This afternoon, we had three of Indira’s and Noor’s friends/schoolmates come over for a play date. I had planned to get some pain au chocolat for the girls’gouter, to go along with compote/fruit yoghurt/fruit. But when I went to the local boulangerie I found that they had run out of pain au chocolat as well as croissants, the other French bakery classic that most children love.
So I decided that I’d bake an orange cake, instead.
I have been wanting to make one anyway, ever since I ate some a couple of weekends ago at the birthday party to which I took the crispy peanuts. One of the other guests had brought delicious orange cake, and I really like it because it was just full of lovely flavor.
I did get the recipe from the gentleman who had baked it, but when I went through it again today I realized that it uses rather a lot of butter -300 gms for a 4 egg cake, plus more for a glaze. So I started looking around for another recipe that might promise the same taste – after all, I reasoned, in an orange cake the dominant flavor would come from the juice and the zest of the fruit – without using quite so much fat.
And I was very pleased to find one such recipe sitting on a shelf in in my own kitchen- in Ms. Jean Pare’s excellent collection titled “Muffins and More” .
This recipe below- a slight variation on the original – uses a lot less butter but the cake tastes as nice, IMO.
Orange Cake
For the cake:
2 eggs
1/2 cup (75 gms) of unsalted butter, melted
1 cup of sugar
2 cups of all purpose flour
1/2 tsp of salt
2 tsp of baking powder
Zest from one orange
Juice from one orange (plus a little water, if required, to make the specified quantity) 1/2 cup
For the glaze:
Juice from one orange
1/4 cup sugar
In a bowl, mix the flour, salt and baking powder.
Whisk the eggs in a large mixing bowl. Now blend in the sugar and the butter. Stir the zest and the juice in, then gradually fold in the flour mixture taking care that no lumps form. Pour this mixture in to a non-stick baking tin, and bake at 180degreesC for 45-60 minutes.
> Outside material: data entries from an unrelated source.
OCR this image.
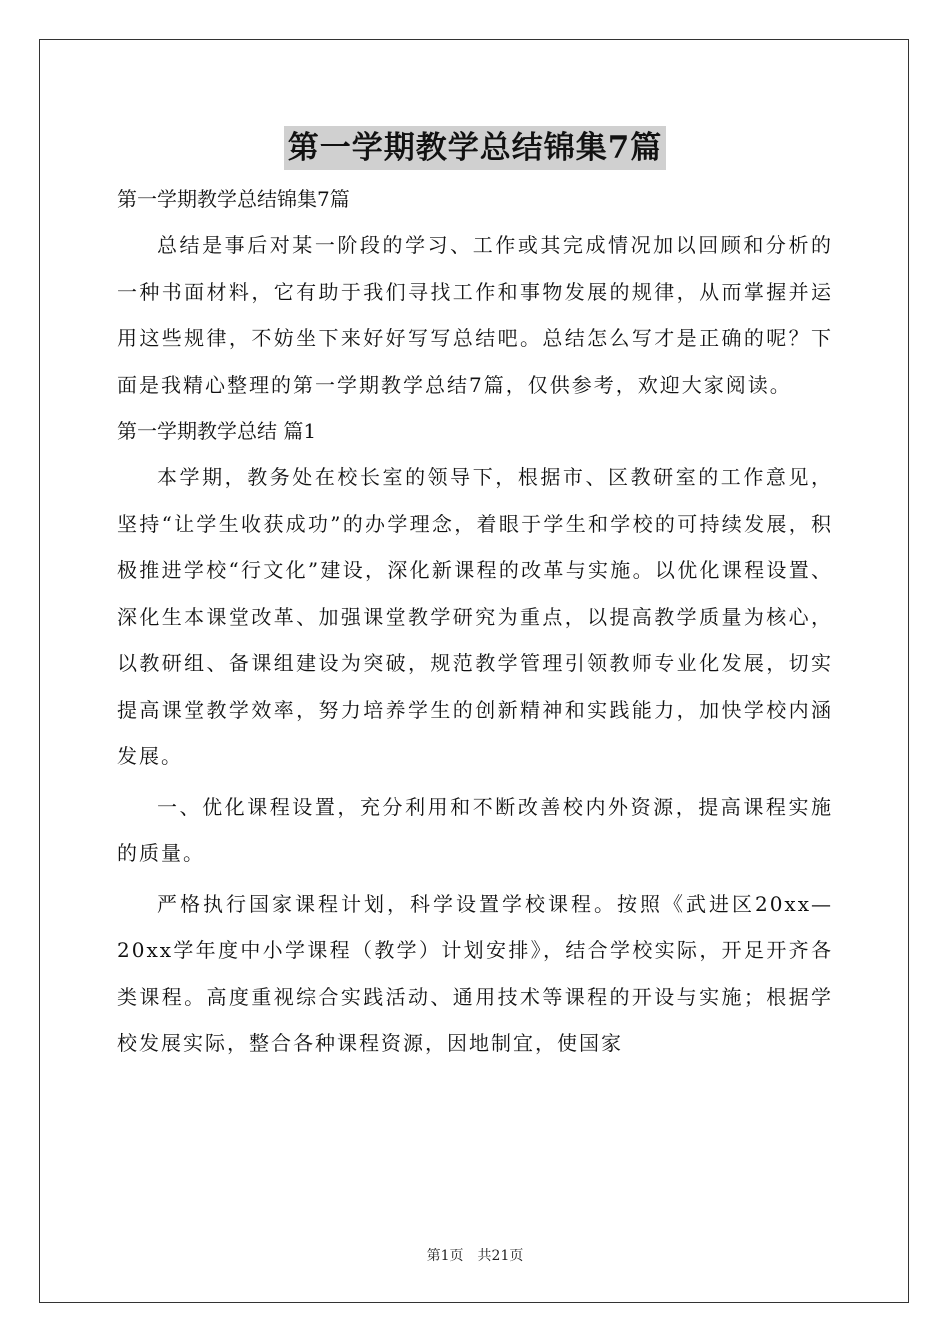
第一学期教学总结锦集7篇

第一学期教学总结锦集7篇

总结是事后对某一阶段的学习、工作或其完成情况加以回顾和分析的一种书面材料，它有助于我们寻找工作和事物发展的规律，从而掌握并运用这些规律，不妨坐下来好好写写总结吧。总结怎么写才是正确的呢？下面是我精心整理的第一学期教学总结7篇，仅供参考，欢迎大家阅读。

第一学期教学总结 篇1

本学期，教务处在校长室的领导下，根据市、区教研室的工作意见，坚持“让学生收获成功”的办学理念，着眼于学生和学校的可持续发展，积极推进学校“行文化”建设，深化新课程的改革与实施。以优化课程设置、深化生本课堂改革、加强课堂教学研究为重点，以提高教学质量为核心，以教研组、备课组建设为突破，规范教学管理引领教师专业化发展，切实提高课堂教学效率，努力培养学生的创新精神和实践能力，加快学校内涵发展。

一、优化课程设置，充分利用和不断改善校内外资源，提高课程实施的质量。

严格执行国家课程计划，科学设置学校课程。按照《武进区20xx—20xx学年度中小学课程（教学）计划安排》，结合学校实际，开足开齐各类课程。高度重视综合实践活动、通用技术等课程的开设与实施；根据学校发展实际，整合各种课程资源，因地制宜，使国家

第1页　共21页
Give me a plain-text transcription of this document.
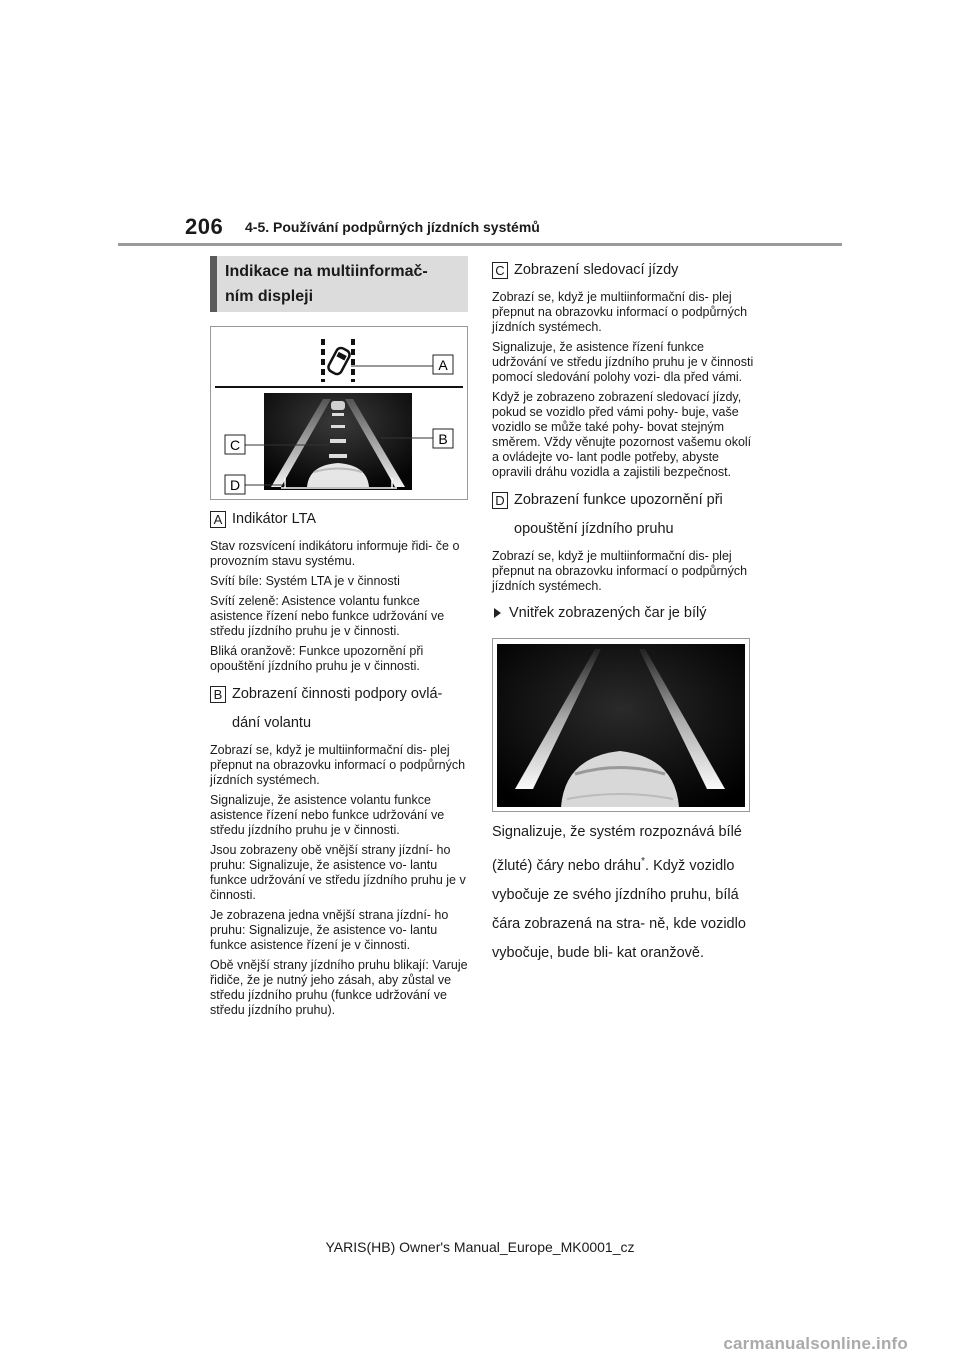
206 4-5. Používání podpůrných jízdních systémů
Indikace na multiinformač-
ním displeji
A
B
C
D
A Indikátor LTA
Stav rozsvícení indikátoru informuje řidi- če o provozním stavu systému.
Svítí bíle: Systém LTA je v činnosti
Svítí zeleně: Asistence volantu funkce asistence řízení nebo funkce udržování ve středu jízdního pruhu je v činnosti.
Bliká oranžově: Funkce upozornění při opouštění jízdního pruhu je v činnosti.
B Zobrazení činnosti podpory ovlá-
dání volantu
Zobrazí se, když je multiinformační dis- plej přepnut na obrazovku informací o podpůrných jízdních systémech.
Signalizuje, že asistence volantu funkce asistence řízení nebo funkce udržování ve středu jízdního pruhu je v činnosti.
Jsou zobrazeny obě vnější strany jízdní- ho pruhu: Signalizuje, že asistence vo- lantu funkce udržování ve středu jízdního pruhu je v činnosti.
Je zobrazena jedna vnější strana jízdní- ho pruhu: Signalizuje, že asistence vo- lantu funkce asistence řízení je v činnosti.
Obě vnější strany jízdního pruhu blikají: Varuje řidiče, že je nutný jeho zásah, aby zůstal ve středu jízdního pruhu (funkce udržování ve středu jízdního pruhu).
C Zobrazení sledovací jízdy
Zobrazí se, když je multiinformační dis- plej přepnut na obrazovku informací o podpůrných jízdních systémech.
Signalizuje, že asistence řízení funkce udržování ve středu jízdního pruhu je v činnosti pomocí sledování polohy vozi- dla před vámi.
Když je zobrazeno zobrazení sledovací jízdy, pokud se vozidlo před vámi pohy- buje, vaše vozidlo se může také pohy- bovat stejným směrem. Vždy věnujte pozornost vašemu okolí a ovládejte vo- lant podle potřeby, abyste opravili dráhu vozidla a zajistili bezpečnost.
D Zobrazení funkce upozornění při
opouštění jízdního pruhu
Zobrazí se, když je multiinformační dis- plej přepnut na obrazovku informací o podpůrných jízdních systémech.
Vnitřek zobrazených čar je bílý
Signalizuje, že systém rozpoznává bílé (žluté) čáry nebo dráhu*. Když vozidlo vybočuje ze svého jízdního pruhu, bílá čára zobrazená na stra- ně, kde vozidlo vybočuje, bude bli- kat oranžově.
YARIS(HB) Owner's Manual_Europe_MK0001_cz
carmanualsonline.info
In a small saucepan, prepare the glaze by mixing the sugar and the juice and heating until the sugar has dissolved completely. Pour the glaze over the cake as soon as you take it out from the oven, and then leave the cake to cool for about 20 minutes before taking it out gently from the tin.
Noor, Alicia, and Celine loved it and the older girls in fact asked for and finished a second piece each. Indira didn’t like it too much (though she says she really likes the crust with the glaze), and nor did Alicia’s little sister Flora.
This cake makes a great little snack with a cup of tea; it is not very heavy on the stomach, and has a wonderful flavor (which owes a lot to the glaze so don’t skip that bit).